Let’s start with this premise: parenting is hard.
There is no roadmap, except the one left behind by our own parents, which so many of us try desperately to avoid.
There is no test of one’s qualifications, and if there were, who would administer it and set the standards? Would we measure intelligence? Aptitude? Compassion? Experiences? One’s moral compass? The subjectivity of the matter in question makes such a qualification nearly impossible to equitably construct, so we are resigned to the simple fact that it doesn’t take much for someone to actually become a parent. Parenting effectively is a different matter entirely.
With our need for perpetual learning and self-improvement, there is no shortage on parenting advice and tools these days, and well-intended parents, eager to craft the perfect experience for their children, are depriving them of two of life’s essentials: freedom and failure.
Freedom
From the time we are mobile, most of us spend our early years running away from our parents. Those first steps, spurred on by a sense of independence that eludes us in the safety of our parents’ arms, are marked by a sense of pride and curiosity—look what I can accomplish; I wonder what’s just around that corner.

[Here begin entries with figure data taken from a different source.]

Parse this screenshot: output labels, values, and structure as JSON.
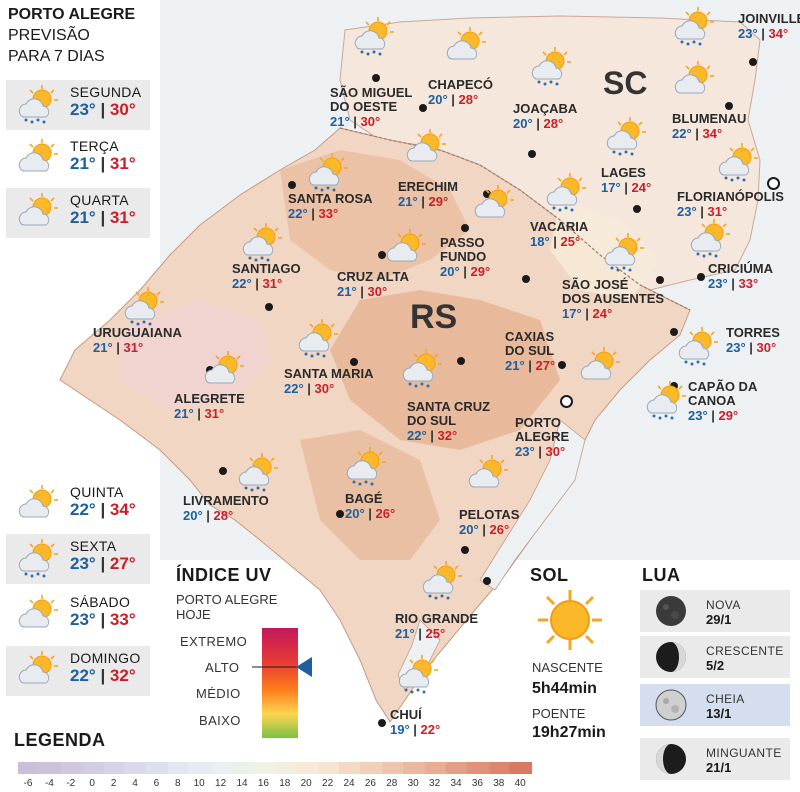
{
  "header": {
    "line1": "PORTO ALEGRE",
    "line2": "PREVISÃO",
    "line3": "PARA 7 DIAS"
  },
  "forecast": [
    {
      "day": "SEGUNDA",
      "min": "23°",
      "max": "30°",
      "icon": "sun-cloud-rain-icon",
      "shaded": true
    },
    {
      "day": "TERÇA",
      "min": "21°",
      "max": "31°",
      "icon": "sun-cloud-icon",
      "shaded": false
    },
    {
      "day": "QUARTA",
      "min": "21°",
      "max": "31°",
      "icon": "sun-cloud-icon",
      "shaded": true
    },
    {
      "day": "QUINTA",
      "min": "22°",
      "max": "34°",
      "icon": "sun-cloud-icon",
      "shaded": false
    },
    {
      "day": "SEXTA",
      "min": "23°",
      "max": "27°",
      "icon": "sun-cloud-rain-icon",
      "shaded": true
    },
    {
      "day": "SÁBADO",
      "min": "23°",
      "max": "33°",
      "icon": "sun-cloud-icon",
      "shaded": false
    },
    {
      "day": "DOMINGO",
      "min": "22°",
      "max": "32°",
      "icon": "sun-cloud-icon",
      "shaded": true
    }
  ],
  "regions": {
    "rs": "RS",
    "sc": "SC"
  },
  "cities": [
    {
      "name": "SÃO MIGUEL\nDO OESTE",
      "min": "21°",
      "max": "30°"
    },
    {
      "name": "CHAPECÓ",
      "min": "20°",
      "max": "28°"
    },
    {
      "name": "JOAÇABA",
      "min": "20°",
      "max": "28°"
    },
    {
      "name": "JOINVILLE",
      "min": "23°",
      "max": "34°"
    },
    {
      "name": "BLUMENAU",
      "min": "22°",
      "max": "34°"
    },
    {
      "name": "LAGES",
      "min": "17°",
      "max": "24°"
    },
    {
      "name": "FLORIANÓPOLIS",
      "min": "23°",
      "max": "31°"
    },
    {
      "name": "ERECHIM",
      "min": "21°",
      "max": "29°"
    },
    {
      "name": "SANTA ROSA",
      "min": "22°",
      "max": "33°"
    },
    {
      "name": "VACARIA",
      "min": "18°",
      "max": "25°"
    },
    {
      "name": "PASSO\nFUNDO",
      "min": "20°",
      "max": "29°"
    },
    {
      "name": "CRICIÚMA",
      "min": "23°",
      "max": "33°"
    },
    {
      "name": "SANTIAGO",
      "min": "22°",
      "max": "31°"
    },
    {
      "name": "CRUZ ALTA",
      "min": "21°",
      "max": "30°"
    },
    {
      "name": "SÃO JOSÉ\nDOS AUSENTES",
      "min": "17°",
      "max": "24°"
    },
    {
      "name": "URUGUAIANA",
      "min": "21°",
      "max": "31°"
    },
    {
      "name": "CAXIAS\nDO SUL",
      "min": "21°",
      "max": "27°"
    },
    {
      "name": "TORRES",
      "min": "23°",
      "max": "30°"
    },
    {
      "name": "SANTA MARIA",
      "min": "22°",
      "max": "30°"
    },
    {
      "name": "ALEGRETE",
      "min": "21°",
      "max": "31°"
    },
    {
      "name": "CAPÃO DA\nCANOA",
      "min": "23°",
      "max": "29°"
    },
    {
      "name": "SANTA CRUZ\nDO SUL",
      "min": "22°",
      "max": "32°"
    },
    {
      "name": "PORTO\nALEGRE",
      "min": "23°",
      "max": "30°"
    },
    {
      "name": "LIVRAMENTO",
      "min": "20°",
      "max": "28°"
    },
    {
      "name": "BAGÉ",
      "min": "20°",
      "max": "26°"
    },
    {
      "name": "PELOTAS",
      "min": "20°",
      "max": "26°"
    },
    {
      "name": "RIO GRANDE",
      "min": "21°",
      "max": "25°"
    },
    {
      "name": "CHUÍ",
      "min": "19°",
      "max": "22°"
    }
  ],
  "uv": {
    "title": "ÍNDICE UV",
    "sub1": "PORTO ALEGRE",
    "sub2": "HOJE",
    "levels": [
      "EXTREMO",
      "ALTO",
      "MÉDIO",
      "BAIXO"
    ],
    "current": "ALTO",
    "pointer_color": "#1d5fa0"
  },
  "sun": {
    "title": "SOL",
    "rise_label": "NASCENTE",
    "rise": "5h44min",
    "set_label": "POENTE",
    "set": "19h27min"
  },
  "moon": {
    "title": "LUA",
    "phases": [
      {
        "name": "NOVA",
        "date": "29/1",
        "icon": "new-moon-icon"
      },
      {
        "name": "CRESCENTE",
        "date": "5/2",
        "icon": "waxing-moon-icon"
      },
      {
        "name": "CHEIA",
        "date": "13/1",
        "icon": "full-moon-icon",
        "highlight": true
      },
      {
        "name": "MINGUANTE",
        "date": "21/1",
        "icon": "waning-moon-icon"
      }
    ]
  },
  "legend": {
    "title": "LEGENDA",
    "ticks": [
      "-6",
      "-4",
      "-2",
      "0",
      "2",
      "4",
      "6",
      "8",
      "10",
      "12",
      "14",
      "16",
      "18",
      "20",
      "22",
      "24",
      "26",
      "28",
      "30",
      "32",
      "34",
      "36",
      "38",
      "40"
    ]
  },
  "colors": {
    "min_temp": "#1d5fa0",
    "max_temp": "#c8202a",
    "land": "#f2d9c8",
    "land_warm": "#e6b593",
    "sea": "#e9eef2"
  }
}
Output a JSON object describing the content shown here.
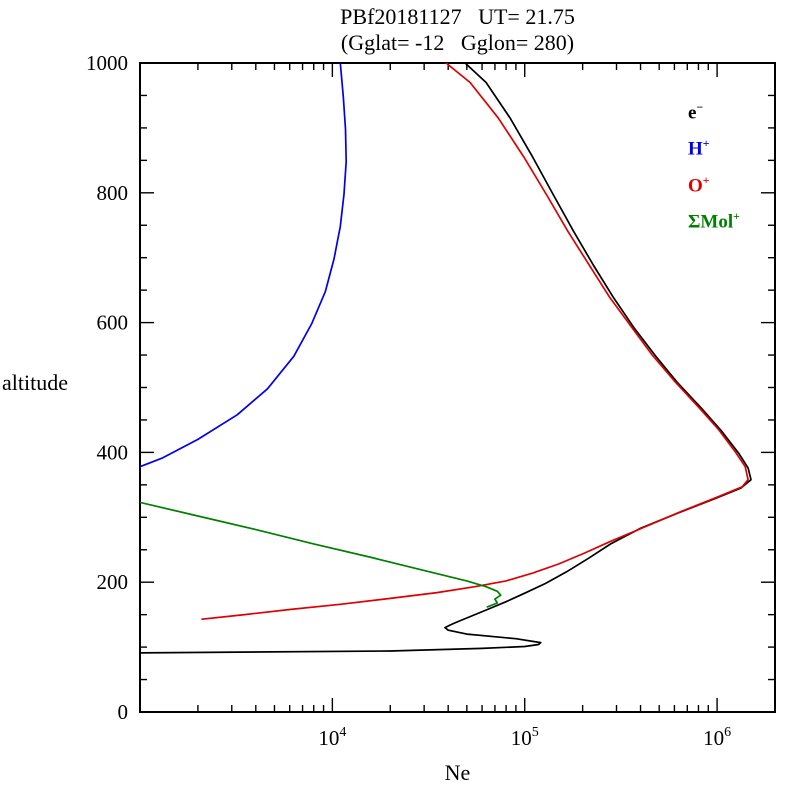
{
  "chart_data": {
    "type": "line",
    "title": "PBf20181127   UT= 21.75",
    "subtitle": "(Gglat= -12   Gglon= 280)",
    "xlabel": "Ne",
    "ylabel": "altitude",
    "x_scale": "log",
    "xlim": [
      1000,
      2000000
    ],
    "ylim": [
      0,
      1000
    ],
    "x_major_ticks": [
      10000,
      100000,
      1000000
    ],
    "y_major_ticks": [
      0,
      200,
      400,
      600,
      800,
      1000
    ],
    "y_minor_step": 50,
    "grid": false,
    "legend_position": "top-right",
    "legend": [
      {
        "base": "e",
        "sup": "−",
        "color": "#000000"
      },
      {
        "base": "H",
        "sup": "+",
        "color": "#0000ee"
      },
      {
        "base": "O",
        "sup": "+",
        "color": "#dd0000"
      },
      {
        "base": "ΣMol",
        "sup": "+",
        "color": "#007f00"
      }
    ],
    "series": [
      {
        "name": "e-",
        "color": "#000000",
        "points": [
          [
            1000,
            91
          ],
          [
            20000,
            94
          ],
          [
            60000,
            98
          ],
          [
            100000,
            101
          ],
          [
            118000,
            104
          ],
          [
            121000,
            107
          ],
          [
            90000,
            113
          ],
          [
            50000,
            120
          ],
          [
            40000,
            126
          ],
          [
            38500,
            130
          ],
          [
            41000,
            134
          ],
          [
            44000,
            138
          ],
          [
            52000,
            147
          ],
          [
            64000,
            158
          ],
          [
            80000,
            170
          ],
          [
            100000,
            183
          ],
          [
            128000,
            198
          ],
          [
            165000,
            216
          ],
          [
            215000,
            237
          ],
          [
            280000,
            259
          ],
          [
            400000,
            283
          ],
          [
            630000,
            307
          ],
          [
            980000,
            329
          ],
          [
            1330000,
            345
          ],
          [
            1500000,
            358
          ],
          [
            1450000,
            376
          ],
          [
            1300000,
            398
          ],
          [
            1060000,
            432
          ],
          [
            830000,
            468
          ],
          [
            620000,
            508
          ],
          [
            480000,
            548
          ],
          [
            370000,
            592
          ],
          [
            290000,
            638
          ],
          [
            228000,
            688
          ],
          [
            180000,
            740
          ],
          [
            142000,
            795
          ],
          [
            110000,
            855
          ],
          [
            84000,
            915
          ],
          [
            63000,
            970
          ],
          [
            49000,
            1000
          ]
        ]
      },
      {
        "name": "H+",
        "color": "#0000ee",
        "points": [
          [
            1000,
            378
          ],
          [
            1300,
            391
          ],
          [
            2000,
            420
          ],
          [
            3200,
            458
          ],
          [
            4600,
            498
          ],
          [
            6300,
            548
          ],
          [
            7800,
            598
          ],
          [
            9200,
            648
          ],
          [
            10200,
            698
          ],
          [
            11000,
            748
          ],
          [
            11500,
            798
          ],
          [
            11800,
            848
          ],
          [
            11700,
            898
          ],
          [
            11400,
            948
          ],
          [
            11000,
            1000
          ]
        ]
      },
      {
        "name": "O+",
        "color": "#dd0000",
        "points": [
          [
            2100,
            143
          ],
          [
            3500,
            150
          ],
          [
            6000,
            158
          ],
          [
            11000,
            166
          ],
          [
            20000,
            175
          ],
          [
            35000,
            184
          ],
          [
            55000,
            193
          ],
          [
            80000,
            202
          ],
          [
            110000,
            214
          ],
          [
            150000,
            228
          ],
          [
            205000,
            245
          ],
          [
            280000,
            263
          ],
          [
            420000,
            285
          ],
          [
            650000,
            309
          ],
          [
            1000000,
            331
          ],
          [
            1350000,
            347
          ],
          [
            1450000,
            358
          ],
          [
            1400000,
            378
          ],
          [
            1250000,
            400
          ],
          [
            1020000,
            435
          ],
          [
            800000,
            470
          ],
          [
            600000,
            510
          ],
          [
            460000,
            550
          ],
          [
            355000,
            595
          ],
          [
            275000,
            640
          ],
          [
            215000,
            690
          ],
          [
            168000,
            740
          ],
          [
            131000,
            795
          ],
          [
            99000,
            855
          ],
          [
            73000,
            915
          ],
          [
            52000,
            970
          ],
          [
            39000,
            1000
          ]
        ]
      },
      {
        "name": "Mol+",
        "color": "#007f00",
        "points": [
          [
            1000,
            323
          ],
          [
            2000,
            302
          ],
          [
            4000,
            281
          ],
          [
            8000,
            259
          ],
          [
            16000,
            238
          ],
          [
            32000,
            216
          ],
          [
            50000,
            202
          ],
          [
            63000,
            193
          ],
          [
            72000,
            186
          ],
          [
            75000,
            180
          ],
          [
            70000,
            174
          ],
          [
            72000,
            168
          ],
          [
            64000,
            162
          ]
        ]
      }
    ]
  }
}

And while we certainly get a lot from the safety and security of our parent’s embrace and watchful eye, there is something else we achieve in being free from it: the ability to explore, create our own experiences, and satiate our natural curiosity.
Parents who script every experience for their child are depriving that child of this freedom.
As we work to ensure that their resumes will stand out in a sea of competitive college and job applicants, perhaps we have robbed them of this opportunity at defining the very thing that we are trying to manufacture for them: that something that will bring success, purpose, and joy to their lives.
I once had a friend share with me her response to her kids’ proclamation, “I’m bored,” which I thought was simple yet brilliant: “Only boring people get bored.”
Boredom is what spurs creativity, relaxation, and initiative. It allows us to daydream and get enveloped in our own completely useless thoughts so that we can recharge. It encourages us to create a comic strip or video game. To call up a friend to go for a bike ride or to explore the creek. To write a story that sets us on the path to crafting the next great American novel or, perhaps equally important, the next collection of stories in a set of notebooks that will go forever unread except by the collection’s author.
Life, after all, is so much more than the sum total of our accomplishments and accolades, a message that is often lost in our uber-competitive world that might sometimes have us believe otherwise.
By the time our children head off to college, they should already have at their disposal lessons they’ve learned from freedom. Being home by themselves; traveling without mommy and daddy; the ability to select for themselves the interests and passions they’d like to pursue; choosing their own friends.
You see, in this freedom and independence they get to practice decision-making skills about courses to take, how to navigate a difficult situation, how to surround themselves with a positive peer group, and how to advocate for themselves…all while the stakes are relatively low. In the absence of such experiences, college will be a much more daunting place, as they set out to tackle these challenges alone and in a sea of newness that can feel all-consuming.
Failure
You cannot have freedom without failure. They are inextricably linked, not necessarily in every experience, but certainly in the essence of what they are.
Having freedom means that you will naturally take risks and taking risks means that you will fail. Failure is a part of life that can be awful. But failure is the birthplace of opportunities and junctures that will largely define one’s character.
In our attempt to protect every child’s self-esteem, we have created a participation-trophy culture, wherein every kid succeeds equally until they don’t. Last summer, while volunteering at my daughters’ swim meet, I discovered that the league provides ribbons for the top 16 finishers. That’s right- 16. I didn’t even know that ribbons came in such a myriad of colors to support 16 finishers.
Come high school and then eventually college, a much harsher reality is unleashed, and too many children are ill-prepared for disappointment so that when they get their first C or D or they don’t get into their top choice for school, they lack the coping skills and foresight to understand the larger picture, that this is but a blip in the stories that will ultimately unfold as their lives.
As children and adolescents, they need to learn through experience that sometimes the most valiant effort will be met with what seems to be a crushing blow of failure. Because in being rejected by a boyfriend or girlfriend, getting a failing grade, and being teased, they can understand the value of resiliency.
They can come to know the possibility of rebounding from this failure, with the support and encouragement of mom and dad, but not their rescue. Entering college armed with these experiences and the lessons and tools that emerge from them will undoubtedly make them better prepared for the challenges they will face as young adults and beyond.
Letting go and watching our children fail is an easy topic for me to write about; it is a much more difficult practice to implement. But in the end, we have to recognize that only one of our goals is to support our children as they apply to college. Another is to make sure they are equipped to handle the stress and pressure of being away from home, of making good decisions, of failing and bouncing back.
After all, college is but a snippet of a life that is hopefully filled with success and accomplishments but also freedom and failure.